Notis Mitarakis griff dies Ende August vor dem Parlament auf und kündigte an, die Sache dem Generalstaatsanwalt beim Areopag zu übergeben. Verschiedene Angaben der Migranten seien in mehreren Punkten unlogisch oder wurden durch unabhängige Untersuchung widerlegt, so auch Angaben zum schlechten Gesundheitszustand eines Kindes und einer schwangeren Frau, was von den Ärzten im Aufnahmezentrum am Evros nicht festgestellt werden konnte. Vor allem aber: Die Eltern selbst können nicht mehr angeben, wo sie ihre angebliche Tochter begraben haben wollen, die sie mal zur Zwillingsschwester der einen, mal der anderen ihrer realen Töchter machten. Der Fall könnte damit abgeschlossen und Giorgos Christides der unjournalistischen Naivität überführt sein – wenn nicht ein noch profunderer Verdacht bestünde, dass er selbst an dieser Schauergeschichte mitgestrickt haben könnte. Genug Zeit hatte er dazu nach eigener Auskunft. Das wäre dann in der Tat: Relotius reloaded beim Spiegel.

Hang zum Melodram, sobald es um Außengrenzen geht

Sündenbock statt Selbstkritik

Dieser Hang zum Melodram durchzieht freilich die gesamte Berichterstattung des Spiegel in Sachen EU-Außengrenzen. Was sogar Christides bemerkte, aber zu wenig berücksichtigt hat: Die angeblichen „Flüchtlinge“ waren von der Türkei „genötigt“ worden, das türkische Staatsgebiet Richtung Griechenland zu verlassen. Ob es freilich Nötigung oder eigene Wahl war, bleibt hier wiederum offen. Das war der nächste Fall von unbegrenztem Vertrauen eines Journalisten zu den Angaben seiner Gesprächspartner, also jenen Migranten, die ein evidentes Interesse an der vermeintlichen Trostlosigkeit ihrer Lage haben.

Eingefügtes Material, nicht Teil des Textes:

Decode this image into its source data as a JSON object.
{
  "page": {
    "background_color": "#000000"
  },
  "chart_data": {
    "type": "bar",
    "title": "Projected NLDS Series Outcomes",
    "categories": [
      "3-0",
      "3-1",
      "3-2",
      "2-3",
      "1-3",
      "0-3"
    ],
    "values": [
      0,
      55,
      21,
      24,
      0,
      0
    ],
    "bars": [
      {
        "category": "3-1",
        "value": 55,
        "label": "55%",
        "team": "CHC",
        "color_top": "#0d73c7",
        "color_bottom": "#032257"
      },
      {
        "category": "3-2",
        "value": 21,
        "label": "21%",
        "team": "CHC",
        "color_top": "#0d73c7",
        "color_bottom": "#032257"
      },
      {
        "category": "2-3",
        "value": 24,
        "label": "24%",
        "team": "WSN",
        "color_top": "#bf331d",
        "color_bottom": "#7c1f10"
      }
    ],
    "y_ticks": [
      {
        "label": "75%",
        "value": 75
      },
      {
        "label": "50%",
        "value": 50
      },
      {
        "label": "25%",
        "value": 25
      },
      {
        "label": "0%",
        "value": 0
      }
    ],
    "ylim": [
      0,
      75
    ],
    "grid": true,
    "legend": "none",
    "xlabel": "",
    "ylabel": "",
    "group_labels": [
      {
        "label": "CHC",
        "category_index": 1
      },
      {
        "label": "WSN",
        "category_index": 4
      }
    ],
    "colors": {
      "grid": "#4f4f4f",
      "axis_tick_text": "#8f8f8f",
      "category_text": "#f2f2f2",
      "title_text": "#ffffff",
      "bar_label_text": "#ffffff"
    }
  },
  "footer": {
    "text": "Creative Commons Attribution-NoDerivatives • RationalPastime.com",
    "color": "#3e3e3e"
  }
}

Zur Verantwortung gezogen werden muss allerdings auch eine Türkei, die „Abschiebungen“ in Länder vornimmt, die nichts mit den betreffenden Migranten zu tun haben. Man nennt das landläufig auch Einschleusung und organisiertes Schlepperwesen. Auch die beteiligte NGO „HumanRights360“ musste zugeben, falsche Nachrichten in der Sache verbreitet zu haben, und wird inzwischen von den griechischen Behörden unter die Lupe genommen. Der Leiter von „HumanRights360“ entschuldigte sich für die Verbreitung der Unwahrheit, wonach die Migranten sich auf griechischem Staatsgebiet befanden. Bürgerschutzminister Takis Theodorikakos ging das nicht weit genug. Er forderte eine Entschuldigung auch von Syriza und deren Vorsitzendem Alexis Tsipras gegenüber den „Grenzanwohnern, der griechischen Polizei und dem Heer“, die gemeinsam die Grenzen des Landes bewachten.

Griechische Twitter-Nutzer forderten nun, dass sich der Spiegel gegenüber dem griechischen Volk für einige Monate währende Desinformationskampagne entschuldigte. Die wesentliche Frage wird freilich sein, welchen Interessen ein solcher, offenbar interessierter Journalismus dient und von welchen Kreisen er getragen wird.